There were people from 35 nations on board, including 32 Kenyans, 18 Canadians, nine Ethiopians and eight Americans. The UN, which was hosting an environmental conference in Nairobi, said it lost 19 staff members in the crash.

While Africa has a generally poor aviation safety record compared with global norms, Ethiopian Airlines is known for operating a modern fleet that features Boeing 787 Dreamliners and the latest Airbus SE A350, as well as the 737 Max.

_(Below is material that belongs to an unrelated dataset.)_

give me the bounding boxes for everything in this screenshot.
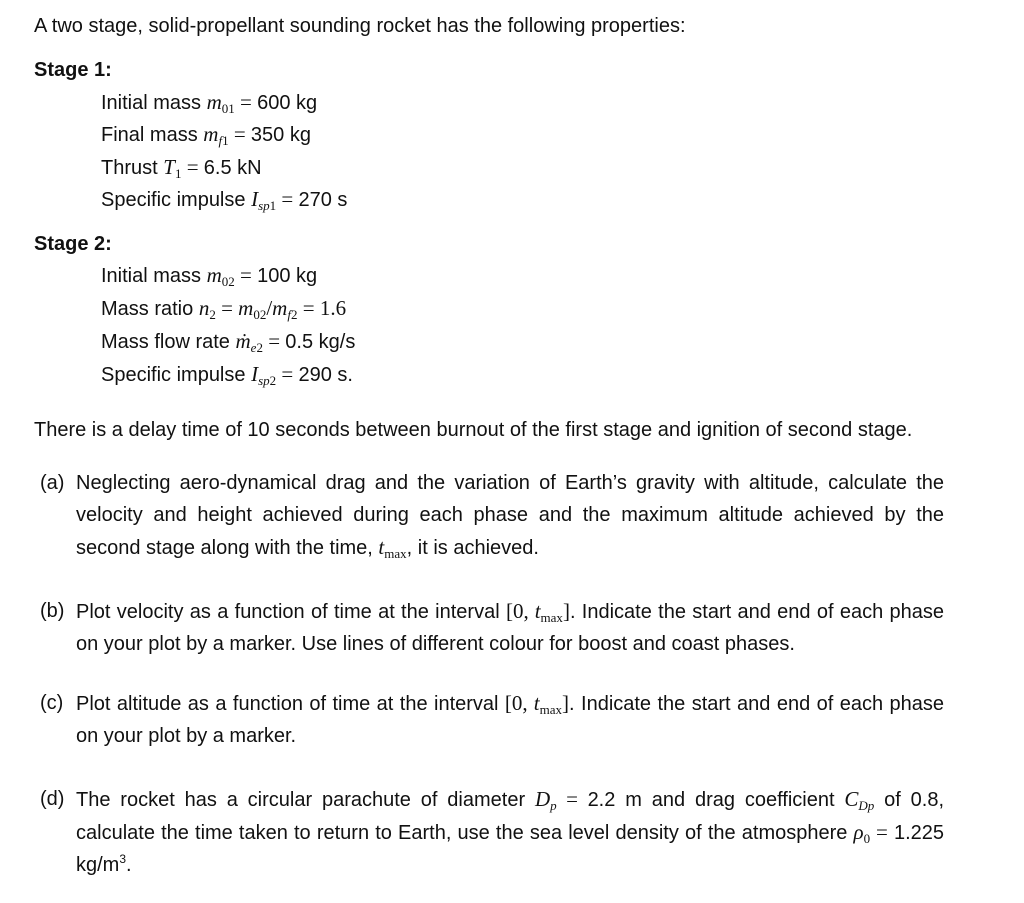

The state-owned airline, Africa’s only consistently profitable carrier, has built Addis Ababa into a major hub feeding travellers from around the world into dozens of African cities in competition with rivals such as Dubai-based Emirates.Ahead of the report, some Ethiopians expressed pride in the airline, and a conviction that any blame would lie with Boeing.

“The mistake is in the software,” retired Col Tilahun Nebro, a former jet fighter pilot, said in an interview at an aviators’ club beside Bole International Airport, where the fatal flight took off.

Boeing and aviation regulators made a point of telling airlines worldwide how to disarm the system following the Lion Air disaster.

The crash has raised questions about the aircraft’s approval to fly. In the US, the Transportation Department has ordered a full audit of the Federal Aviation Administration’s 2017 certification of the Max and the justice department is also investigating.

Boeing has spent months refining the 737 Max’s software since data from the Lion Air crash indicated the stall-avoidance system had repeatedly tipped the nose down before pilots lost control. Boeing was close to a software fix when the Ethiopian Airlines jet went down.

Planes usually climb steadily to get safely away from terrain and to reach altitudes where engines burn more efficiently.

Instead, the Ethiopian aircraft twice descended briefly during the first two-and-a-half minutes after liftoff, according to tracking data provided earlier by FlightRadar24.com. The plane’s “vertical speed was unstable after take off”, the company said in a tweet.

Ethiopian Airlines earlier said that the plane’s pilots completed training recommended by the manufacturer and approved by the US Federal Aviation Administration before the Max fleet was phased in.

Boeing designed the 737 Max to deliver a 14% fuel-savings to compete with the A320neo from the company’s European rival, Airbus SE. The use of new, bigger engines required Boeing’s designers to mount the units farther forward on the wings in order to give them proper ground clearance when taking off or landing. That changed the flying characteristics in a way that the engineers thought required the additional system to prevent stalls.